Pixar’s Ed Catmull Explains Why The Studio Must Evolve With Each Film, Including New Hit ‘Finding Dory’

The Pixar/Disney president outlined three advancements on the hit sequel, which crossed $380.5 million in its third weekend, along with his hope for the future.
Finding Dory
"Finding Dory"

With “Finding Dory,” Pixar created quite a RUKUS. That’s the acronym for the three biggest benchmarks in rendering, lighting and application management, which accounted for water and glass looking so rich in Pixar’s newest animated offering, along with the ability to animate Hank (Ed O’Neill), the complex octopus.

But, as always, according to Ed Catmull — unofficially the Yoda of Pixar, officially the president of Pixar Animation Studios and Walt Disney Animation Studios — it remains a culture of gradual change to further better storytelling and aesthetics.

READ MORE: How Andrew Stanton Found the Right Path for ‘Finding Dory’

“The approach we still take is that we systematically keep trying to improve something every single film. We have to evolve, we have to change, and in order to do that, we have to initiate the change,” Catmull emphasized.

At Pixar, there’s a development team that works independently of production on a four to eight-year cycle (Presto, the current animation software, took eight years to implement), as well as an R&D group that develops both short-term and long-term projects, but without a fixed timetable and with an expected success rate of 25%.

“We’ll fund a project even if I’m skeptical because I’d rather be proven wrong by somebody on the inside than by somebody on the outside,” Catmull said.

On “Dory,” the biggest innovation was RenderMan RIS: A new and more efficient rendering paradigm for global illumination that’s particularly well-suited to water and glass. “What it let us do was to move forward with more realistic light simulation and user interactivity,” Catmull added.

"Finding Dory"
“Finding Dory”Disney Pixar

Pixar also integrated Katana (The Foundry’s collaborative lighting and look development tool) into Renderman, which allows live rendering opportunities for the animator.

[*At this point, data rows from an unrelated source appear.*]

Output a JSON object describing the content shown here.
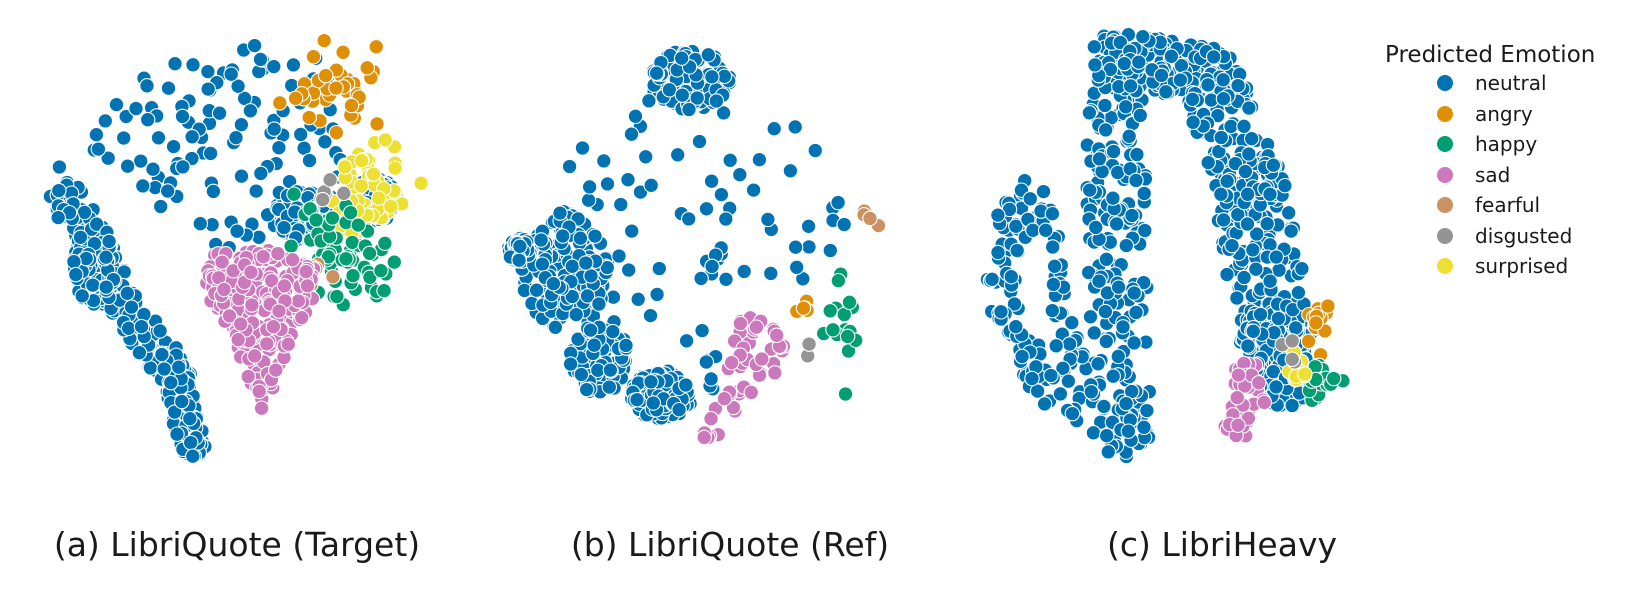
{
  "chart_data": [
    {
      "type": "scatter",
      "title": "(a) LibriQuote (Target)",
      "description_counts": {
        "neutral": 880,
        "angry": 40,
        "happy": 70,
        "sad": 260,
        "fearful": 12,
        "disgusted": 7,
        "surprised": 55
      },
      "xlabel": "",
      "ylabel": "",
      "grid": false,
      "axes_visible": false
    },
    {
      "type": "scatter",
      "title": "(b) LibriQuote (Ref)",
      "description_counts": {
        "neutral": 760,
        "angry": 5,
        "happy": 16,
        "sad": 55,
        "fearful": 4,
        "disgusted": 2,
        "surprised": 0
      },
      "xlabel": "",
      "ylabel": "",
      "grid": false,
      "axes_visible": false
    },
    {
      "type": "scatter",
      "title": "(c) LibriHeavy",
      "description_counts": {
        "neutral": 1000,
        "angry": 16,
        "happy": 18,
        "sad": 38,
        "fearful": 1,
        "disgusted": 4,
        "surprised": 10
      },
      "xlabel": "",
      "ylabel": "",
      "grid": false,
      "axes_visible": false
    }
  ],
  "legend": {
    "title": "Predicted Emotion",
    "placement": "top-right",
    "items": [
      {
        "label": "neutral",
        "color": "#0173b2"
      },
      {
        "label": "angry",
        "color": "#de8f05"
      },
      {
        "label": "happy",
        "color": "#029e73"
      },
      {
        "label": "sad",
        "color": "#cc78bc"
      },
      {
        "label": "fearful",
        "color": "#ca9161"
      },
      {
        "label": "disgusted",
        "color": "#949494"
      },
      {
        "label": "surprised",
        "color": "#ece133"
      }
    ]
  }
}
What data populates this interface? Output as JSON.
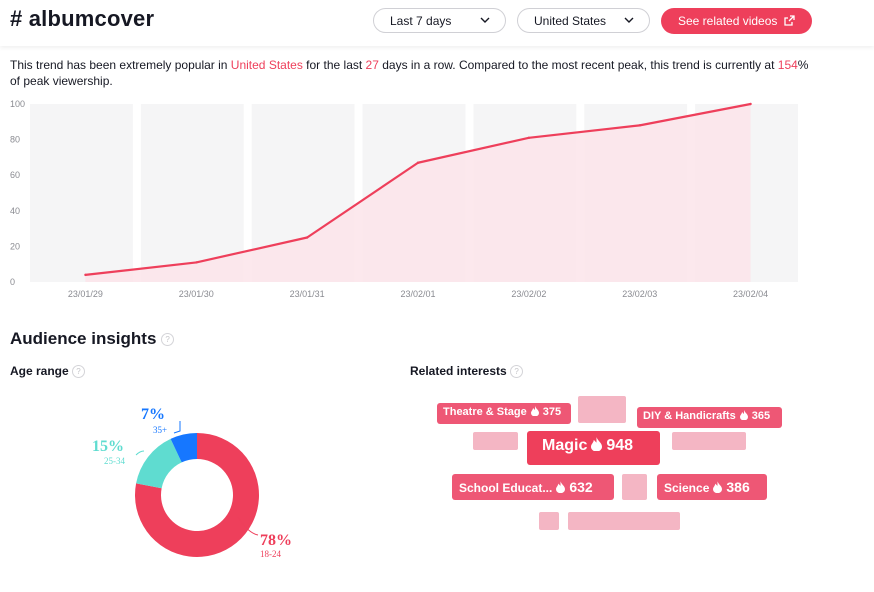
{
  "header": {
    "hashtag": "# albumcover",
    "period_dropdown": "Last 7 days",
    "country_dropdown": "United States",
    "related_videos_button": "See related videos"
  },
  "trend_summary": {
    "part1": "This trend has been extremely popular in ",
    "country": "United States",
    "part2": " for the last ",
    "days": "27",
    "part3": " days in a row. Compared to the most recent peak, this trend is currently at ",
    "percent": "154",
    "part4": "% of peak viewership."
  },
  "chart_data": {
    "type": "area",
    "x": [
      "23/01/29",
      "23/01/30",
      "23/01/31",
      "23/02/01",
      "23/02/02",
      "23/02/03",
      "23/02/04"
    ],
    "y_ticks": [
      0,
      20,
      40,
      60,
      80,
      100
    ],
    "ylim": [
      0,
      100
    ],
    "values": [
      4,
      11,
      25,
      67,
      81,
      88,
      100
    ],
    "grid": "vertical bands",
    "color": "#ee3f5b",
    "fill": "#fce4ea",
    "title": "",
    "xlabel": "",
    "ylabel": ""
  },
  "audience": {
    "title": "Audience insights",
    "age_title": "Age range",
    "interests_title": "Related interests",
    "age": [
      {
        "percent": "78%",
        "range": "18-24",
        "value": 78,
        "color": "#ee3f5b"
      },
      {
        "percent": "15%",
        "range": "25-34",
        "value": 15,
        "color": "#5fdcd0"
      },
      {
        "percent": "7%",
        "range": "35+",
        "value": 7,
        "color": "#1677ff"
      }
    ],
    "interests": [
      {
        "label": "Theatre & Stage",
        "score": "375"
      },
      {
        "label": "DIY & Handicrafts",
        "score": "365"
      },
      {
        "label": "Magic",
        "score": "948"
      },
      {
        "label": "School Educat...",
        "score": "632"
      },
      {
        "label": "Science",
        "score": "386"
      }
    ]
  }
}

And the studio fully integrated Universal Scene Description (USD),  the coordination tool for creating and sampling graphics applications among various departments. Thus, the combination of all three formed RUKUS.

Pixar will even release USD at the SIGGRAPH conference in Anaheim (July 24-28). “As a small industry, sometimes you just want to give things away because we want the whole industry to be healthy,” Catmull asserted.

But without a doubt, Hank the octopus — a new character in the Pixar world — would not have been possible 13 years ago on “Finding Nemo.” He’s anarchy in motion, yet designed to fit in elegantly into the world of “Dory.”

There were so many parts, in fact, that Pixar had to break him apart: The art department came up with the overall aesthetic, simulation took on the suckers and character animation tackled the webbing between the legs and how that interacts with the face.

“It’s a building body of expertise in terms of the animators and the technical people, and we gain insight for the future,” Catmull continued.

Piper
“Piper”Pixar

The same holds true for the sweet “Piper” short about a baby sandpiper afraid of the water, initiated as a tech project in photorealism by animator Alan Barillaro (“Wall-E”) and overseen by “Finding Dory” director Andrew Stanton.

“The way the birds moved and the way the lighting worked it had this feeling of watching real birds,”Catmull suggested. “I don’t think most of our films should be realistic, but you want that as an artistic possibility. Then the artist can take the realism of the world and push it in ways that we can connect with.”

READ MORE: Review: ‘Finding Dory’ Is A Compelling Argument In Defense Of Sequels

While Catmull’s excited about the new generation of graphics chips at ATI and NVIDIA for augmented and virtual reality and the spillover improvements for animation, he has a bigger hope for the next decade.

“That the storytelling can be done with a smaller group of people– let’s say under 100 — which has more ownership in the production,” he said. “In order to make that happen, the technical tools, the speed, all need to change fairly dramatically. What’s happening now is that technical change is a continual, ongoing process and it’s an energizing one. We are explicitly in an environment where we are driving change at every level (story, technology, artistic looks).”

“Finding Dory” is currently in theaters.